The Great Equalizers, Then And Now
About 200 years ago Sam Colt’s invention, a small hand-gun capable of six shots without reloading, was dubbed the great equalizer, making little guys equal to big guys, women equal to men. This generation’s lab-grown diamonds may be the new great equalizer, blurring the distinction between rich and poor. The diamonds that were only a rich or, er, talented girl’s best friend whether square-cut or pear-shaped now have become more accessible to the masses to the consternation of the world’s largest producer of mined diamonds, Putin’s Russia.
A “lab-grown” one-carat solitaire diamond can be bought for about $1,000, compared with $4,000 for a natural stone (the words “synthetic” and “fake” have fallen from favor) according to an Axios survey of retailers, with some surveys putting the difference at less than that. Even a low-rolling guy can enter a Vegas casino with a diamond bedecked doll. Just don’t let anyone who knows a Russian mine from an American, Chinese, Indian or Israeli lab get too close despite claims from such as jewelry designer
Jean Dousset, that “Technology and the human imagination have been able to replicate nature perfectly.” Dousset is the great-great grandson of Louis Cartier, who might have appeared as a vengeful ghost of Christmases past last week to haunt Dousset.

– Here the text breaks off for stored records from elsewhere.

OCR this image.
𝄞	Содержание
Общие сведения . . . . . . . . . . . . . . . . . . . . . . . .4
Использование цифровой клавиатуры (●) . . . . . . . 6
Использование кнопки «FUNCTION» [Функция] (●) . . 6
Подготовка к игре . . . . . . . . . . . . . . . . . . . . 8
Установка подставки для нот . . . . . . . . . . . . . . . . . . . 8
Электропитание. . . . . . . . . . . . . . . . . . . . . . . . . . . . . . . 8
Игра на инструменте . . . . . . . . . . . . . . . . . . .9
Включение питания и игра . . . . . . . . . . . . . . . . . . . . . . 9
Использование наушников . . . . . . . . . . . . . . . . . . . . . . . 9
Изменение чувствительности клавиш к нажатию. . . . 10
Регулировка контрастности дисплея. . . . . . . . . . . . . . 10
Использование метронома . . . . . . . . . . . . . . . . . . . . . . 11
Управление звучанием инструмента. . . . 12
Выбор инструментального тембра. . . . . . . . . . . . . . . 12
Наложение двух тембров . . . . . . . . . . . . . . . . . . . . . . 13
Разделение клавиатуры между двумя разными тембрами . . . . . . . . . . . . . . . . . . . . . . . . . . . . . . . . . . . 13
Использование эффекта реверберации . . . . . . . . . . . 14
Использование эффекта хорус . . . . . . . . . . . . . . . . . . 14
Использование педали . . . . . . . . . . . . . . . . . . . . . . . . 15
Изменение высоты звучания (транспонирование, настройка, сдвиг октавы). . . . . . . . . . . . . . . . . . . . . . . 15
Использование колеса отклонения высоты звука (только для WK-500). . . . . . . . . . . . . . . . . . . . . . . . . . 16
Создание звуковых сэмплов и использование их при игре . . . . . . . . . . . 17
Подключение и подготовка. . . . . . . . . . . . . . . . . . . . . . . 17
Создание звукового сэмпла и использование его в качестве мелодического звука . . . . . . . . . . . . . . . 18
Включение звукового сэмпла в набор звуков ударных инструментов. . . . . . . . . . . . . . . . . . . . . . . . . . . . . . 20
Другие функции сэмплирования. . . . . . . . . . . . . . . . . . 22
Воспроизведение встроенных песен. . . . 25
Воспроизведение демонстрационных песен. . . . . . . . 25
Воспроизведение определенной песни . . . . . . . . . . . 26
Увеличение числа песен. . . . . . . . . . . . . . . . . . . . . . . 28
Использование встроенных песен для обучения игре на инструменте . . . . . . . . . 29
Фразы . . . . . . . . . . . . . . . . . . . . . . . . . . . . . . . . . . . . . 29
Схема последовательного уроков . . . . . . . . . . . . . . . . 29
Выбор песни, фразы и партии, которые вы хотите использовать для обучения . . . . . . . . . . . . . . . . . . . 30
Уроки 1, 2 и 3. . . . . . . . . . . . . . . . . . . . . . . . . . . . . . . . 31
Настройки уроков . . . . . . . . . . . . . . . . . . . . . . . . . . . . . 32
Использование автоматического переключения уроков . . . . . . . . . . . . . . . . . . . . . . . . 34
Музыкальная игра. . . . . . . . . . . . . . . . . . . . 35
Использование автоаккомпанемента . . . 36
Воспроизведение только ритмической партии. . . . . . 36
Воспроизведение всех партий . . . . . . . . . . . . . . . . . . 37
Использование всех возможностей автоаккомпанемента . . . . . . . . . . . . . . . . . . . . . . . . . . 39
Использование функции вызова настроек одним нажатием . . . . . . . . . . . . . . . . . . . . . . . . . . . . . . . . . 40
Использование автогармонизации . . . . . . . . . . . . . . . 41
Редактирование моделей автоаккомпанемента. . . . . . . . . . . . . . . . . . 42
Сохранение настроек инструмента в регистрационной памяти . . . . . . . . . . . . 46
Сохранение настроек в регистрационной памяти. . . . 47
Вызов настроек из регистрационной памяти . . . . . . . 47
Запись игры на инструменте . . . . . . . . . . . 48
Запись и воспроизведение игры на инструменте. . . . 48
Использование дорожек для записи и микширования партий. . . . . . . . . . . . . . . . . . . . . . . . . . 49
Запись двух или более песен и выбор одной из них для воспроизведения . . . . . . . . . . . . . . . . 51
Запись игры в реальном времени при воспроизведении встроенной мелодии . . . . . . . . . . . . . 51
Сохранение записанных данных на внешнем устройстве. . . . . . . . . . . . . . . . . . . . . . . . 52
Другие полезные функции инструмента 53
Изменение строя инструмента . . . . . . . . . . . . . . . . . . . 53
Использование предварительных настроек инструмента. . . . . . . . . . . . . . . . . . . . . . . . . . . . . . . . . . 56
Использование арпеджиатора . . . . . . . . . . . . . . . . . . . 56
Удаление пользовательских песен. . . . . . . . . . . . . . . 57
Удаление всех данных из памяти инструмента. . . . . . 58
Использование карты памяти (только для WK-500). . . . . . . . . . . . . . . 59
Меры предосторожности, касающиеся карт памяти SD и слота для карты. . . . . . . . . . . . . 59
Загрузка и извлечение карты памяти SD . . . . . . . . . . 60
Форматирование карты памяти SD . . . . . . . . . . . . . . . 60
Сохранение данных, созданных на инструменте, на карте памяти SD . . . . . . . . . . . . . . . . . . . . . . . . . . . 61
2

Finally, Americans Decide What Interests Them
An analysis of Google trends by Axios reveals the topics that “stayed top-of-mind” for most Americans in 2023.
Taylor Swift drew more media interest than any other person, topic or event, whether the news was about her tour, albums and films, or her relationship with Kansas City Chief star Travis Kelce. Trump came in second, Ukraine third and President Biden fourth.